Litigators may enlist many strategies during settlement negotiations: anchoring, framing, indifference, aggression, to name a few; but the samurai negotiator understands that honesty and integrity are perhaps the two most powerful tools available to him. He recognizes the truth of the Japanese proverb, which states, “Darkness reigns at the foot of the lighthouse.” Honesty can provide the light that engenders trust; trust will beget understanding; and understanding most often results in the resolution of a dispute, not because either side concedes it is wrong, but because of enlightened self-interest. Honesty also protects the negotiator who may be tempted to blur the line between “puffing” and deceit during negotiations. “ Indeed, cases from twenty-eight states hold that '[a]n attorney can be liable to a non client, even an adversary in litigation, for fraud or deceit.' " Shafer v. Berger Kahn, et.al. (2003) 107 Cal. App. 4th 54. 

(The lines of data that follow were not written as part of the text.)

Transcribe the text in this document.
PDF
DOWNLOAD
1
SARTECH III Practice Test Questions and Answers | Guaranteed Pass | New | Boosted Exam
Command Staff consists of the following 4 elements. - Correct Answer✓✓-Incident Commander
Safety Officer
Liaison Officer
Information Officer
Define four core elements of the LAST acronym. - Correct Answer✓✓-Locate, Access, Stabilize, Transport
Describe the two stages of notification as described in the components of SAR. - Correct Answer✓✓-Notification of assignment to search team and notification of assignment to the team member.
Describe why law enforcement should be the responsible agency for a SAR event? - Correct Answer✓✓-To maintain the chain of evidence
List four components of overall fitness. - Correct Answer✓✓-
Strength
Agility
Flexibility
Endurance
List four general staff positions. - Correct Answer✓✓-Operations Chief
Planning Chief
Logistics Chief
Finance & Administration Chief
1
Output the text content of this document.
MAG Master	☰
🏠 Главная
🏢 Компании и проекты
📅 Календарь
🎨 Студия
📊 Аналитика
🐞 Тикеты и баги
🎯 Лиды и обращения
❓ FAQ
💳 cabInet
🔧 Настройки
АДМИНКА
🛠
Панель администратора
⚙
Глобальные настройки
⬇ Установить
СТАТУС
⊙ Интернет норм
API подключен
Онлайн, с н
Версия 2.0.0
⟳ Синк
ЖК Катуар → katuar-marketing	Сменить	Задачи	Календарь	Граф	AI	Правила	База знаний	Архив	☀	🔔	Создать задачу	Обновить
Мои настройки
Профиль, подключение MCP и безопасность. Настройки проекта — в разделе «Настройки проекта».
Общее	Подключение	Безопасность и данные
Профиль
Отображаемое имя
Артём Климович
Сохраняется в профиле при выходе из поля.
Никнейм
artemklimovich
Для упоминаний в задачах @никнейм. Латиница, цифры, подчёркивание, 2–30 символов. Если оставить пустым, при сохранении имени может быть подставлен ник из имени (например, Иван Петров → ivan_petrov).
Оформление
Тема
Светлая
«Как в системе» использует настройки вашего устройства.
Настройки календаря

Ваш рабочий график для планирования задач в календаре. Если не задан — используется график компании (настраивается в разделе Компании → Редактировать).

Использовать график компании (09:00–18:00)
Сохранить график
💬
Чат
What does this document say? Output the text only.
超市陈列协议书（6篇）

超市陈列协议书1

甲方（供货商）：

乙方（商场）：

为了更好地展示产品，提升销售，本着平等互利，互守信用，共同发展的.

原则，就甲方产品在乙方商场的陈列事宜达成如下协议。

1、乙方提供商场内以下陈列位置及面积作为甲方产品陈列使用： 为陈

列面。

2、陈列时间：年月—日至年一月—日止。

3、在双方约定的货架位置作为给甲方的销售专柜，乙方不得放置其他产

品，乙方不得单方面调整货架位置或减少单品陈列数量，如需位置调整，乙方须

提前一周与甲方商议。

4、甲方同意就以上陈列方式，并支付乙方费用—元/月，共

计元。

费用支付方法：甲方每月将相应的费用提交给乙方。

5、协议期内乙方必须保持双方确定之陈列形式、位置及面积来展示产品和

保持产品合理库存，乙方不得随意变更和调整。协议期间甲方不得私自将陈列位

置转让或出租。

                                                            VI. LOYALTY

Hojo Shigetoki was a samurai warrior of the Kamakura period of the 13th Century. His writings influenced generations of samurai who followed him. He said this about loyalty: “When one is serving officially or in the master's court, he should not think of a hundred or a thousand people, but should consider only the importance of the master.” Of course attorneys have the highest ethical obligations to their clients. Occasionally, however, clients may call into question the motivation of their attorneys during negotiations. In a recent case that cast into question the breadth of the mediation privilege in California, a client sued his lawyer for malpractice on the basis that the attorney forced him to settle the case. Cassell v. Superior Court, Cal App 4th 2009/B215215. The samurai negotiator always places the interests of his client ahead of all other considerations.


                                                            VII. COURAGE

Some trial lawyers feel that settlement negotiations are for the faint of heart. Samurai negotiators understand this mentality. In fact they know there are certain cases that must go to trial, and they prepare for that possibility. But they also know that most of the time, lawsuits are resolved through negotiations, so they prepare themselves and their clients accordingly. This takes professional courage. Clients focused on justice do not always appreciate being told that a judge or jury may not agree with them. At the risk of offending or even losing their clients, samurai negotiators fully inform their clients of the realities of the case: that the costs of litigation may outweigh the upside potential of the damage award, that the judge may limit critical evidence, that the jury may not believe the expert witnesses, or any number of things that make ceding control of a case to a tribunal of strangers a very risky proposition. This leads samurai negotiators to engage in settlement negotiations prior to trial as forcefully and effectively as they would prosecute a trial, for they know, as the samurai knew, that “A good sword is the one left in its scabbard.”